Hologram v0.8.0 is out! This release brings JavaScript interoperability - the most requested feature since the project’s inception. You can now call JS functions, use npm packages, interact with Web APIs, instantiate classes, and work with Web Components - all from Elixir code, with zero latency on the client side.
Special thanks to @robak86 for extensive help with the JS interop API design. Thanks to @ankhers for contributing Web Components support and to @mward-sudo for a language server compatibility fix and :unicode module refactoring.
Thank you @mward-sudo! It was a massive amount of work indeed - I think @robak86 aged about 5 years during the API design sessions alone.

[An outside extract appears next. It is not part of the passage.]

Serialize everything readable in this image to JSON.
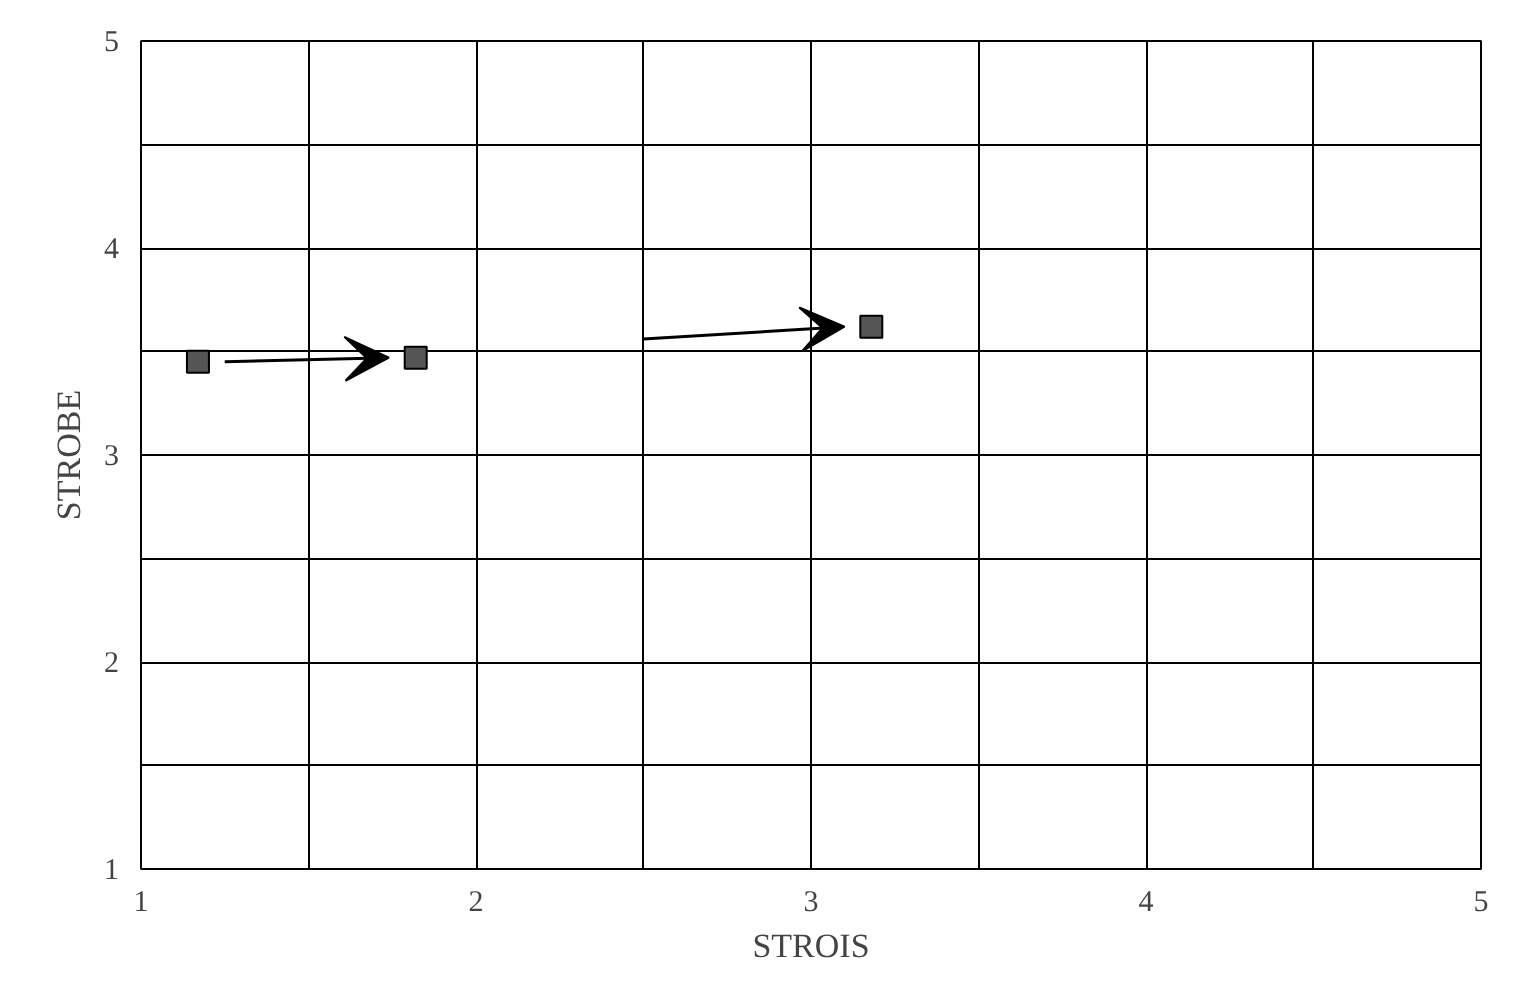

The fact that he still answers my phone calls is either a testament to his patience or evidence that he hasn’t figured out how to block a number yet… Or maybe he just picks up out of morbid curiosity about what I’ll ask next.
I’m sure y’all considered this as part of the design but I can’t help but think how clean it’d be to drop the brackets and create the list as an implementation detail under the hood.
Unfortunately there are two problems with dropping the brackets:
List ambiguity - JS.call(:obj, :processList, [1, 2, 3]) becomes impossible to distinguish between one argument (the array [1, 2, 3]) and three separate arguments.
Arity clash - JS.call/2 calls a standalone function, JS.call/3 calls a method on a receiver. If args were optional, JS.call(:Decimal, :toNumber) could be either call/2 with one arg or call/3 with no args.
The explicit args list is also consistent with Kernel.apply/3, which always requires the args list. I actually considered naming it JS.apply at one point, so the parallel is intentional.